Fluorescent spectra measurement. TGF-β1 was labeled using the Alexa Fluor® 488 Microscale Protein Labeling Kit. The final concentration of fluorescent dye-labeled TGF-β1 (TGF-β1-Alexa Fluor® 488) was 20 μg mL−1. Matrilin-3 was labeled using the Alexa Fluor 555 Microscale Protein Labeling Kit. The final concentration of fluorescent dye-labeled matrilin-3 (matrilin-3-Alexa Fluor® 555) was 80 μg mL−1.

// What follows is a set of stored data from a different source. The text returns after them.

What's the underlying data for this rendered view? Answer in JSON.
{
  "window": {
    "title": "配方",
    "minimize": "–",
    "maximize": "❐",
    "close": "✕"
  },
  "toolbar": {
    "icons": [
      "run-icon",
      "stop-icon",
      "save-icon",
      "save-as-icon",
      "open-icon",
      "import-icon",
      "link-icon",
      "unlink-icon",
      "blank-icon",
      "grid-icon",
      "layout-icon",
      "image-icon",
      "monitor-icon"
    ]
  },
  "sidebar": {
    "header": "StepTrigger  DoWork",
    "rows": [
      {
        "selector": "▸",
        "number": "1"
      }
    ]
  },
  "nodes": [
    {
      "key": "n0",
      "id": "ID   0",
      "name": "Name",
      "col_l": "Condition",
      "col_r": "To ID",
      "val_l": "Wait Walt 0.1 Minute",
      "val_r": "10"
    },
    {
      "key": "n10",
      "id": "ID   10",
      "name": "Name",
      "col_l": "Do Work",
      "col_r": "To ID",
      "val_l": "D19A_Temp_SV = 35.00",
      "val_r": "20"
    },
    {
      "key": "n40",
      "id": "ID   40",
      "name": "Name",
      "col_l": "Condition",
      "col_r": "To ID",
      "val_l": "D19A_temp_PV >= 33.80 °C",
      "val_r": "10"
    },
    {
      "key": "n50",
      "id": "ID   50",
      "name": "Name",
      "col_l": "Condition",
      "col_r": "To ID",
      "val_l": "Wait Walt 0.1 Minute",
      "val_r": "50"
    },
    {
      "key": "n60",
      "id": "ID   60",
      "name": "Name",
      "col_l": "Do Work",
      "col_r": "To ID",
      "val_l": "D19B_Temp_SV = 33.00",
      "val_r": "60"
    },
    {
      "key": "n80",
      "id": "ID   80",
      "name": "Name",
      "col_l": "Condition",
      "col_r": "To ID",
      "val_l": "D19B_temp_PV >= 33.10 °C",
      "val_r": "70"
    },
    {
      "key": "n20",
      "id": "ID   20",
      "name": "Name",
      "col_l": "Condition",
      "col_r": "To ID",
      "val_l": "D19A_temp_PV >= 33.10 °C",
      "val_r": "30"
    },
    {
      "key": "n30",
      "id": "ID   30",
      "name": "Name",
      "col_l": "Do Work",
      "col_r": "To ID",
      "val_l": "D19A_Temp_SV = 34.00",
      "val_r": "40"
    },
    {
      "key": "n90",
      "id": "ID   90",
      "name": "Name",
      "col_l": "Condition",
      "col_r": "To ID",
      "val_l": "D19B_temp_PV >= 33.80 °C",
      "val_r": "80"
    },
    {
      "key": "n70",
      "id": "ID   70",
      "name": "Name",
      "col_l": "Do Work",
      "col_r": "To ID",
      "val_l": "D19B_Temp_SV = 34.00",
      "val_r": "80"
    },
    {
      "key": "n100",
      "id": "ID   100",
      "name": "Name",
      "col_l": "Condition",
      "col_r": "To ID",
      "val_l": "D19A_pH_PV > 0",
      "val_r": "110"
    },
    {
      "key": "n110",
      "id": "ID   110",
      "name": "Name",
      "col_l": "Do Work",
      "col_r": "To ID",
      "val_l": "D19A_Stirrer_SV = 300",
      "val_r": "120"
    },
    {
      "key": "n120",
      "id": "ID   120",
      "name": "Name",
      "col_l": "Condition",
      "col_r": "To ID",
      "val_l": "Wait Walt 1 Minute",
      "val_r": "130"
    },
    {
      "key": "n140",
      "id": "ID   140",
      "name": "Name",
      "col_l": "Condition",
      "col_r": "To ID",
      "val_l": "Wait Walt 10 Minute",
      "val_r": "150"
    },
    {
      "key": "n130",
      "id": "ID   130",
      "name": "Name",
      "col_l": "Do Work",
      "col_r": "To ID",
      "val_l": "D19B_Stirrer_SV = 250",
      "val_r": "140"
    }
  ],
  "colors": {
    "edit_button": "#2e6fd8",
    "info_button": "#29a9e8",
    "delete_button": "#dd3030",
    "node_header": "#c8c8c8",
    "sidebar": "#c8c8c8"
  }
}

Five groups of samples were prepared. For the JBNT group, 5 μL of 1 mg mL−1 JBNTs was added to 40 μL H2O to obtain a 111 μg mL−1 JBNT solution. For the TGF-β1-Alexa Fluor® 488 group, 20 μL of 20 μg mL−1 TGF-β1-Alexa Fluor® 488 was dispersed in 25 μL H2O to obtain an 8.9 μg mL−1 test solution. For the matrilin-3-555 group, 20 μL of 80 μg mL−1 matrilin-3 was dispersed in 25 μL H2O to obtain a 36 μg mL−1 test solution. For the TGF-β-Alexa Fluor® 488/matrilin-3-Alexa Fluor® 555 mixed group, 20 μL of 80 μg mL−1 matrilin-3-Alexa Fluor® 555 was mixed with 20 μL of 20 μg mL−1 TGF-β1-Alexa Fluor® 488, and 5 μL H2O. Then, the mixture solution was pipetted several times. For the TGF-β-Alexa Fluor® 488/matrilin-3-Alexa Fluor 555/JBNT NM group, 20 μL of 20 μg mL−1 TGF-β1-Alexa Fluor® 488 was mixed with 20 μL of 80 μg mL−1 matrilin-3-Alexa Fluor® 555 and pipetted several times. Then, 5 μL of 1 mg mL−1 JBNTs was added to the solution and pipetted several times. The final concentrations of the JBNT, TGF-β1-Alexa Fluor® 488, and matrilin-β-Alexa Fluor® 555 samples were 111 μg mL−1, 8.9 μg mL−1, and 36 μg mL−1, respectively.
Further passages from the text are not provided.